On 29th November 2023 the Supreme Court released its decision in the eagerly awaited case of TUI UK Ltd (Respondent) v Griffiths (Appellant) [2023] UKSC 48.

TUI tells a catastrophic tale in failing to challenge expert evidence adequately at the appropriate time and the latent risk of relying on ‘trial by ambush’ tactics. It provides useful guidance on the correct procedural approach to follow where expert evidence is likely to be disputed.

Background

While on an all-inclusive package holiday, Mr Griffiths suffered a serious gastric illness which caused him long-term problems. As a result, Mr Griffiths sued TUI for breach of contract. He relied on expert evidence from a microbiologist as to the cause of his sickness to prove his claim. The expert concluded that the illness was, on the balance of probabilities, caused by contaminated food and / or drink.

TUI did not require the expert to attend cross-examination and it did not submit any evidence of its own. The evidence was therefore uncontroverted. Remarkably, TUI waited until the eleventh hour to criticise the expert report and only did so as part of its closing submissions. Nevertheless, TUI successfully convinced the judge that deficiencies in Mr Griffiths’ expert’s report meant that Mr Griffiths had failed to prove his case.

On appeal, the High Court overturned the trial judge’s decision, concluding that it could only reject an uncontroverted expert report if it was a bare ipse dixit, i.e. just a one-sentence report stating the expert’s conclusion (which, in Mr Griffiths’ case, it was not). However, the Court of Appeal subsequently upheld an appeal by TUI, concluding that there were no authorities to support the bright line rule adopted by the High Court.

The Supreme Court’s decision

When the case reached the Supreme Court, the Court stressed the critical importance of the quality of the expert’s reasoning. However, in conducting a trial in an adversarial system, the judge must ensure that the trial is fair. In this regard, Lord Hodge (giving the unanimous decision) endorsed the long-established rule set out in Phipson on Evidence (itself deriving from the rule in Browne v Dunn (1893) 6 R. 67), (the Phipson Rule).

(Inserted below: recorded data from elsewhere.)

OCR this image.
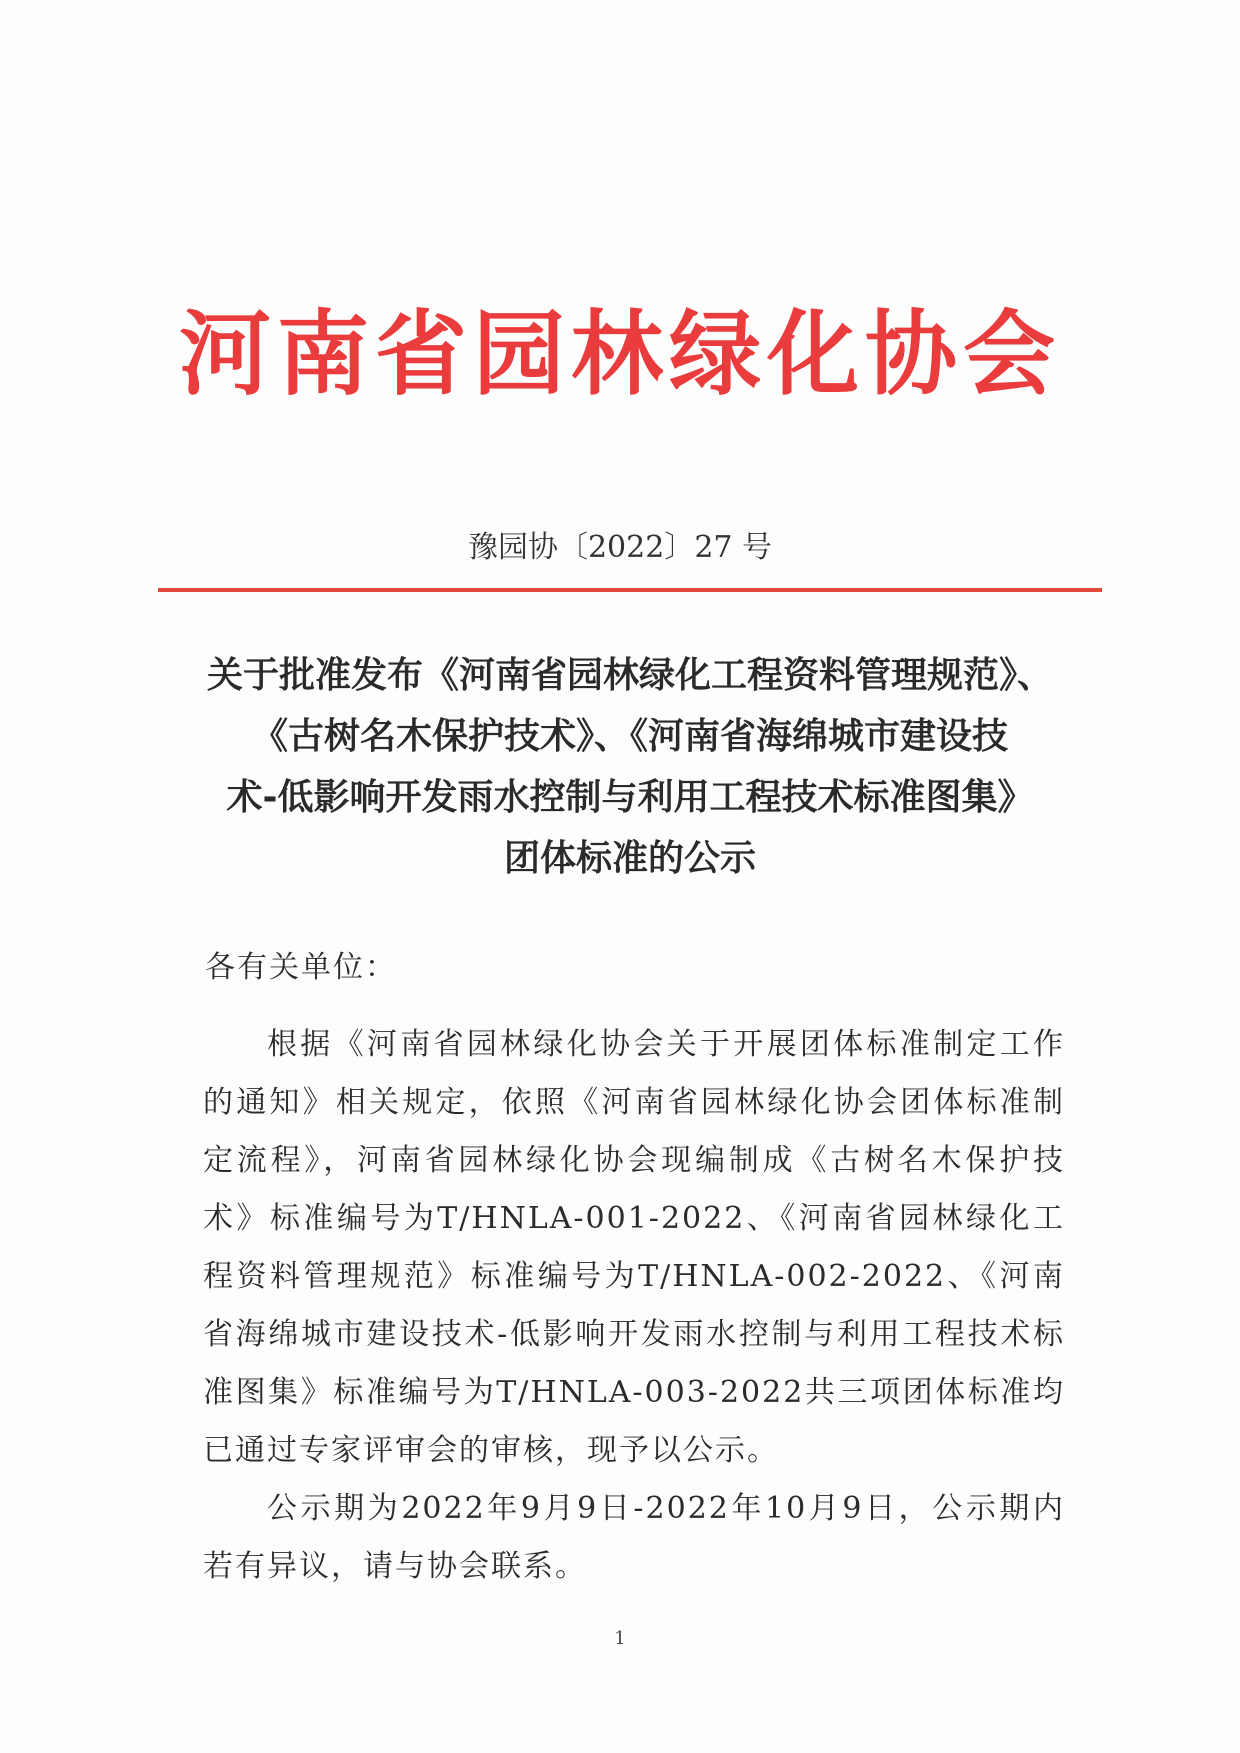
河南省园林绿化协会
豫园协〔2022〕27 号
关于批准发布《河南省园林绿化工程资料管理规范》、
《古树名木保护技术》、《河南省海绵城市建设技
术-低影响开发雨水控制与利用工程技术标准图集》
团体标准的公示
各有关单位：

根据《河南省园林绿化协会关于开展团体标准制定工作的通知》相关规定，依照《河南省园林绿化协会团体标准制定流程》，河南省园林绿化协会现编制成《古树名木保护技术》标准编号为T/HNLA-001-2022、《河南省园林绿化工程资料管理规范》标准编号为T/HNLA-002-2022、《河南省海绵城市建设技术-低影响开发雨水控制与利用工程技术标准图集》标准编号为T/HNLA-003-2022共三项团体标准均已通过专家评审会的审核，现予以公示。

公示期为2022年9月9日-2022年10月9日，公示期内若有异议，请与协会联系。

1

The Phipson Rule states that a party must challenge in cross-examination the evidence of any witness if it wishes to submit to the court that the evidence should not be accepted on that point, and that if a party decides not to cross-examine on a particular point, it will be difficult for it to submit that the evidence should be rejected.

The Supreme Court also clarified that the Phipson Rule applies to both witnesses of fact and expert witnesses and regardless of whether the challenge is made on the basis of dishonesty, accuracy or other inadequacy. Its application is universal.

However, the Court did explain that the rule is flexible and will depend on the circumstances of the case. The court identified 7 potential exceptions to its application. Notably, these included where the expert has already been given sufficient opportunity to address criticism or clarify his or her report (such as by way of focused CPR 35.6 questions) but has failed to respond satisfactorily; potentially where there has been a serious failure to comply with the requirements of CPD PD 35; or where the report is based on an incorrect/incomplete history or ill-founded assumptions.

Key take aways going forward 

Expert evidence is often critical to the determination of complex, high value claims.  Getting it wrong can be fatal. The key points arising from TUI are as follows:

  • Oppose the other side’s evidence at the earliest opportunity, whether that is achieved by obtaining your own expert evidence, cross examination, written questions via Part 35.6, or relying on one of the exceptions listed by Lord Hodge.
  • If using Part 35.6 questions, ensure they are specifically focused on and give adequate notice of the challenges you wish to make. Note that TUI had raised CPR 35.6 questions, but these did not adequately alert the other side to the challenges it ultimately made in closing submissions. Be clear at the outset.
  • Cross examination need not be long, it just needs to be focused on the challenges to the evidence.
  • Parties must ensure that the expert’s report complies with the relevant rules (and note that the Guidance for the Instruction of Experts in Civil Claims 2014 goes further than CPR 35 by stating that “generally the summary [of conclusions] should be at the end of the report after the reasoning.”).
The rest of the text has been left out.